Ingolstadt
Ein Tag des Terrors

Vor 75 Jahren vertrieben die Nazis die Juden aus der Stadt

08.11.2013 | Stand 02.12.2020, 23:27 Uhr

Erinnerungen an die Vergangenheit: Die 88-jährige Gertraud Blaschke kennt viele Details der Stadtgeschichte und hat die Zeit des Dritten Reichs in Ingolstadt hautnah erlebt. - Foto: Hauser

Ingolstadt (DK) Beim Novemberpogrom vor genau 75 Jahren kamen in Ingolstadt zwei jüdische Bürger ums Leben. Die Nationalsozialisten schändeten außerdem die Synagoge in der Theresienstraße und den israelitischen Friedhof. Ihre Zerstörungswut traf auch jüdische Geschäfte und Wohnungen.

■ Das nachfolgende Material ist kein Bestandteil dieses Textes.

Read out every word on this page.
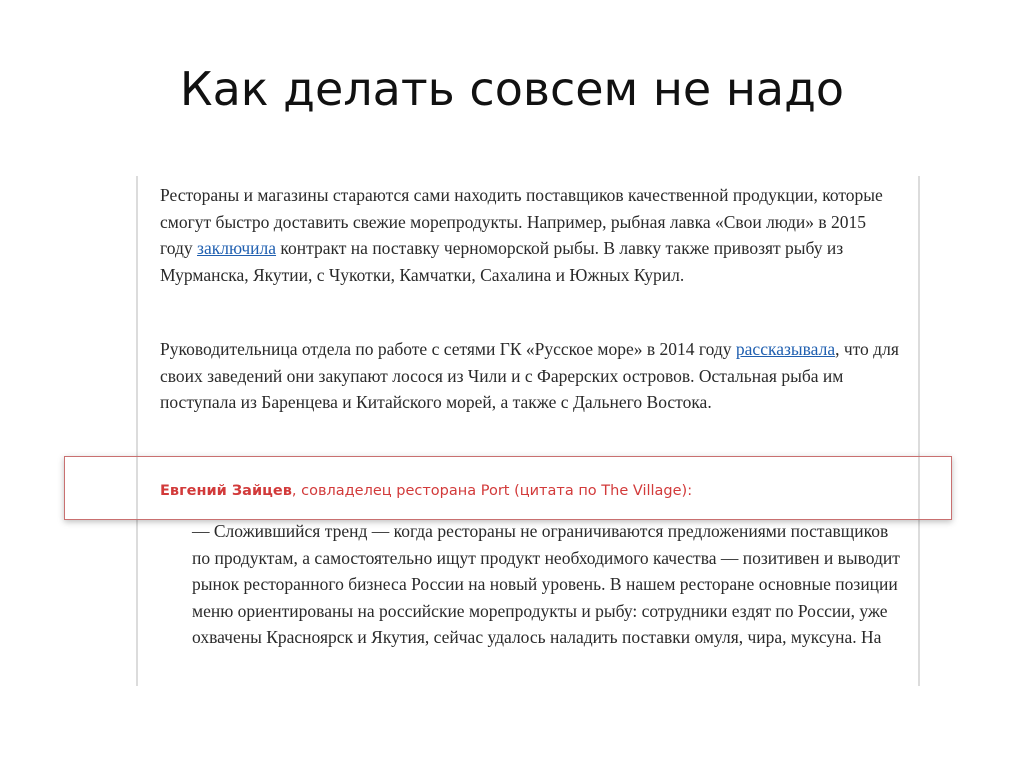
Как делать совсем не надо

Рестораны и магазины стараются сами находить поставщиков качественной продукции, которые смогут быстро доставить свежие морепродукты. Например, рыбная лавка «Свои люди» в 2015 году заключила контракт на поставку черноморской рыбы. В лавку также привозят рыбу из Мурманска, Якутии, с Чукотки, Камчатки, Сахалина и Южных Курил.

Руководительница отдела по работе с сетями ГК «Русское море» в 2014 году рассказывала, что для своих заведений они закупают лосося из Чили и с Фарерских островов. Остальная рыба им поступала из Баренцева и Китайского морей, а также с Дальнего Востока.

Евгений Зайцев, совладелец ресторана Port (цитата по The Village):

— Сложившийся тренд — когда рестораны не ограничиваются предложениями поставщиков по продуктам, а самостоятельно ищут продукт необходимого качества — позитивен и выводит рынок ресторанного бизнеса России на новый уровень. В нашем ресторане основные позиции меню ориентированы на российские морепродукты и рыбу: сотрудники ездят по России, уже охвачены Красноярск и Якутия, сейчас удалось наладить поставки омуля, чира, муксуна. На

In den frühen Morgenstunden des 10. November 1938 ging das Inventar der jüdischen Synagoge in Flammen auf: Nationalsozialisten der SA waren in das Gotteshaus eingebrochen, das seit 1907 im Hinterhof der Theresienstraße 23 beheimatet war. Dort ließen sie ihrer Zerstörungswut freien Lauf, schichteten das Mobiliar in der Theresienstraße auf und steckten es in Brand.

Die Ingolstädterin Gertraud Blaschke erinnert sich an ein sehr großes Feuer vor der Synagoge: „Auf der Theresienstraße wurden jüdische Bücher verbrannt“, weiß die Pensionärin, die damals 13 Jahre alt war. Ein Raub der Flammen seien zudem Teppiche, Tücher, Kerzen, Thorarollen und weitere Gegenstände geworden, welche die SA-Männer aus der Synagoge geschleppt hätten, ergänzt der Ingolstädter Historiker Theodor Straub.

Der Reichspogromtag brachte allerdings weitere Schrecken mit sich: Die Nationalsozialisten machten auch vor dem israelitischen Friedhof nahe des Westfriedhofs und den jüdischen Geschäften nicht Halt: Das Textilhaus von Oskar Buxbaum in der Theresienstraße 6 sei ebenso verwüstet worden, wie der Laden von Nathan Gutmann in der Moritzstraße 13, der auch mit Stoffen gehandelt habe, berichtet Straub. „Die Geschäfte wurden regelrecht zerstört, die Fensterscheiben zerbrochen und die Tuchballen auf die Straße geworfen.“ Die beiden jüdischen Läden in der Milchstraße und in der Ludwigstraße seien aber verschont geblieben.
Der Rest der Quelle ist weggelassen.